The virus had by no means disappeared. The world was shaken by a number of new waves of the epidemic, but the arrival of the vaccines meant that business activity was not totally paralysed, as it was at the start of the pandemic. In addition, massive aid plans stimulated consumption in Western countries.
In Europe and the United States, the recovery which began in the second half of 2020 continued and gathered pace in 2021. The flipside of this, however, was that the sharp increase in demand put pressure on the resources necessary to produce goods, whether in the form of energy, raw materials or intermediate goods like electronic chips. This situation had a major impact on supply chains.
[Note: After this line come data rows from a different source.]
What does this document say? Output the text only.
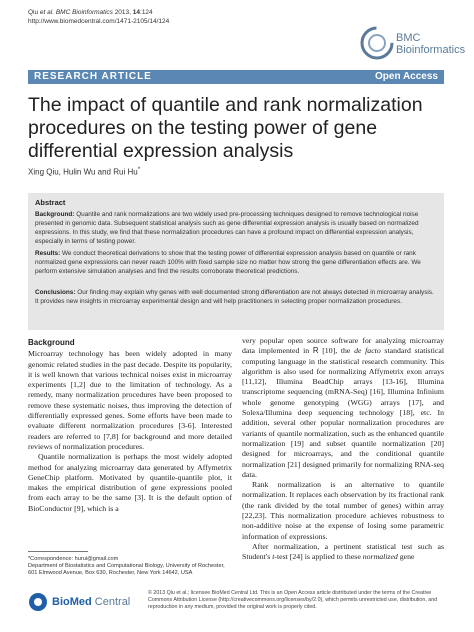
Qiu et al. BMC Bioinformatics 2013, 14:124
http://www.biomedcentral.com/1471-2105/14/124
BMC
Bioinformatics
RESEARCH ARTICLE	Open Access
The impact of quantile and rank normalization procedures on the testing power of gene differential expression analysis
Xing Qiu, Hulin Wu and Rui Hu*
Abstract
Background: Quantile and rank normalizations are two widely used pre-processing techniques designed to remove technological noise presented in genomic data. Subsequent statistical analysis such as gene differential expression analysis is usually based on normalized expressions. In this study, we find that these normalization procedures can have a profound impact on differential expression analysis, especially in terms of testing power.
Results: We conduct theoretical derivations to show that the testing power of differential expression analysis based on quantile or rank normalized gene expressions can never reach 100% with fixed sample size no matter how strong the gene differentiation effects are. We perform extensive simulation analyses and find the results corroborate theoretical predictions.
Conclusions: Our finding may explain why genes with well documented strong differentiation are not always detected in microarray analysis. It provides new insights in microarray experimental design and will help practitioners in selecting proper normalization procedures.
Background

Microarray technology has been widely adopted in many genomic related studies in the past decade. Despite its popularity, it is well known that various technical noises exist in microarray experiments [1,2] due to the limitation of technology. As a remedy, many normalization procedures have been proposed to remove these systematic noises, thus improving the detection of differentially expressed genes. Some efforts have been made to evaluate different normalization procedures [3-6]. Interested readers are referred to [7,8] for background and more detailed reviews of normalization procedures.

Quantile normalization is perhaps the most widely adopted method for analyzing microarray data generated by Affymetrix GeneChip platform. Motivated by quantile-quantile plot, it makes the empirical distribution of gene expressions pooled from each array to be the same [3]. It is the default option of BioConductor [9], which is a

very popular open source software for analyzing microarray data implemented in R [10], the de facto standard statistical computing language in the statistical research community. This algorithm is also used for normalizing Affymetrix exon arrays [11,12], Illumina BeadChip arrays [13-16], Illumina transcriptome sequencing (mRNA-Seq) [16], Illumina Infinium whole genome genotyping (WGG) arrays [17], and Solexa/Illumina deep sequencing technology [18], etc. In addition, several other popular normalization procedures are variants of quantile normalization, such as the enhanced quantile normalization [19] and subset quantile normalization [20] designed for microarrays, and the conditional quantile normalization [21] designed primarily for normalizing RNA-seq data.

Rank normalization is an alternative to quantile normalization. It replaces each observation by its fractional rank (the rank divided by the total number of genes) within array [22,23]. This normalization procedure achieves robustness to non-additive noise at the expense of losing some parametric information of expressions.

After normalization, a pertinent statistical test such as Student's t-test [24] is applied to these normalized gene

*Correspondence: hurui@gmail.com
Department of Biostatistics and Computational Biology, University of Rochester, 601 Elmwood Avenue, Box 630, Rochester, New York 14642, USA
BioMed Central
© 2013 Qiu et al.; licensee BioMed Central Ltd. This is an Open Access article distributed under the terms of the Creative Commons Attribution License (http://creativecommons.org/licenses/by/2.0), which permits unrestricted use, distribution, and reproduction in any medium, provided the original work is properly cited.
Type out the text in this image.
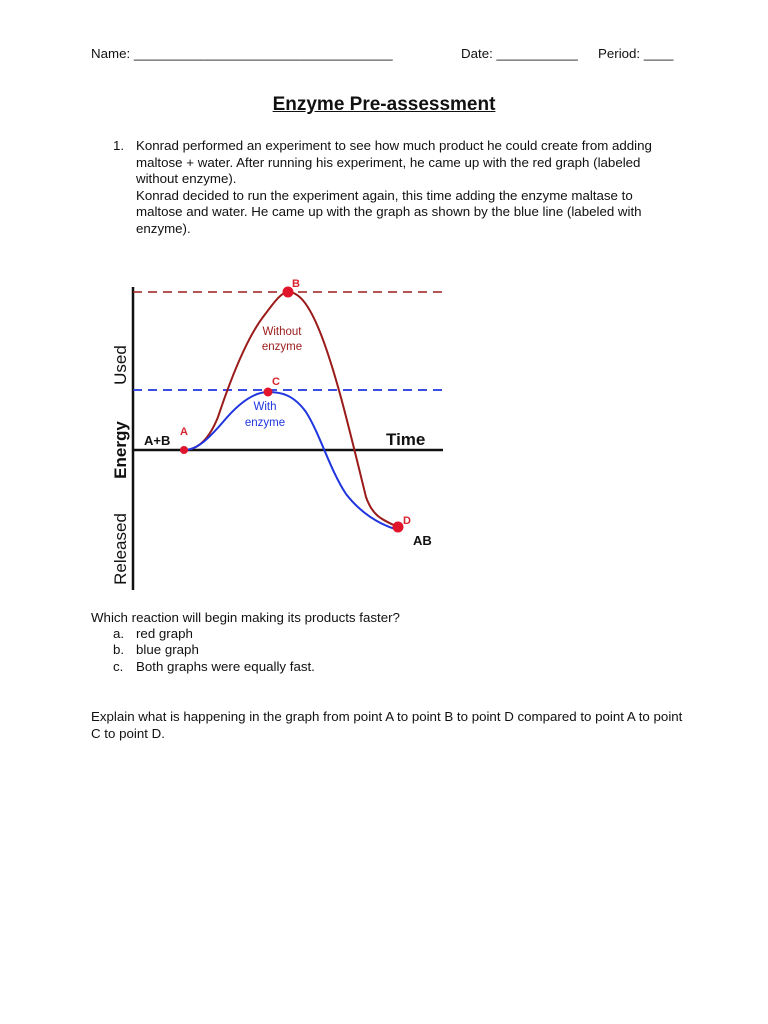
Name: ___________________________________	Date: ___________ Period: ____
Enzyme Pre-assessment
1. Konrad performed an experiment to see how much product he could create from adding maltose + water. After running his experiment, he came up with the red graph (labeled without enzyme).

Konrad decided to run the experiment again, this time adding the enzyme maltase to maltose and water. He came up with the graph as shown by the blue line (labeled with enzyme).

Used
Energy
Released
Time
A+B
AB
Without
enzyme
With
enzyme
A
B
C
D
Which reaction will begin making its products faster?
a. red graph
b. blue graph
c. Both graphs were equally fast.
Explain what is happening in the graph from point A to point B to point D compared to point A to point C to point D.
Data sources: Eurostat, U.S. Bureau of Labor Statistics - © Upply
In the last two years, the supply chain fundamentals we have known over the last two or three decades have broken down. Shippers have been subjected to an unprecedented increase in their production and supply costs. Transport prices, in particular, have increased at never-before-seen rates, particularly in the international segment. Capacity constraints and congestion have put transporters in a position of strength for the first time for a long time.
Among supply chain managers, this change of paradigm has led to thinking about ways to reconfigure global supply chains as a means of minimising risk. But this involves complex procedures, which necessarily take time to come into effect. In the meantime, shippers have had no alternative but to dig deeper into their pockets… The increase in freight rates began in 2020 but took on unexpected proportions in 2021.
Overall, the increase in prices was particularly spectacular in shipping and very pronounced in air transport. Freight rates were slower to take off in road freight transport but became significant in the second half of 2021 and then started to set new records in 2022.
As our financial panorama shows, the prize for growth goes to the shipping companies, with 3 or even 4-digit profit increases! Forwarders also registered comfortable financial results in general. This windfall gave fresh impetus to the trend towards consolidation on the transport and logistics market. Until now, express carriers and forwarders had led the dance but, with their new-found wealth, the shipping companies joined the ball.
The airlines had more mixed fortunes. The freight sector generally returned positive results again after a number of lean years. The companies nevertheless remained in fragile financial health since their passenger businesses only recovered very partially. In road transport, prices rose but on a much more modest scale and not always enough to prevent margins being eroded.